Randall Thor: Psshht. If you want worms, get fleas for your pet, then eat the fleas. You can get tapeworm in your own home, and I’ve been living with fleas for over a month. Catch up to my bad, turd. Plus, you get to use all those bathroom breaks to get paid while you’re at work. Sounds like free money to me. NEXT.
Guac Jim: The Ugly: Worm related shits. Seriously. Take the worst shit you’ve had, add three cups of water, two cups of pain, and one cup of “OH FUCK WHAT DID I JUST EAT?” and you’ve got the worm shits. Have fun waiting until the medication kicks in, too.

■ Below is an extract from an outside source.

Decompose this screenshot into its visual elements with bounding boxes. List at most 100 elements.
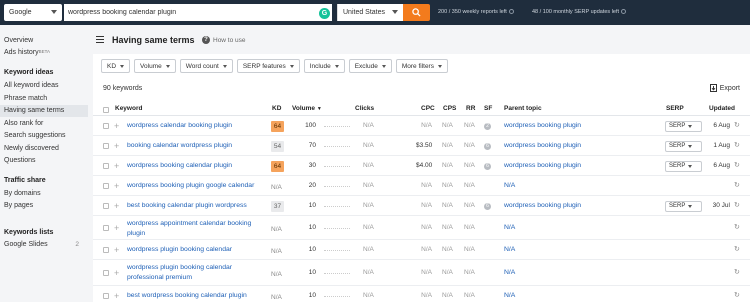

Randall Thor: You act like that’s bad? Try having your cat think you’re trying to hurt it after months of love and care, then betraying your trust by clawing your hand so blood that blood spurts across the carpet. Months worth of trust and dedication gone in a heartbeat. Enjoy your time and pain on the toilet, “friend.” Come back when darkness descends into the mind of your beloved cat, and the cat leaves scars both emotional and physical that time does not heal.
Randall Thor: The Ugly: Albus got hurt the other night playing with a string toy. It got stuck between his claws, and he was very upset and meowing angrily when I tried to help him. He clawed me really bad and I bled all over the place for a little bit. I was able to remove it, thankfully. Hopefully he still loves me.
Guac Jim: I actually got nothing on this, other than just pointing out I’m a little happy you were hurt enough to bleed. Albus is hella dope.
Now it’s your turn, flushers. Get your free weekly therapy, right here in the shit-stained bowl of the Toilet ov Hell.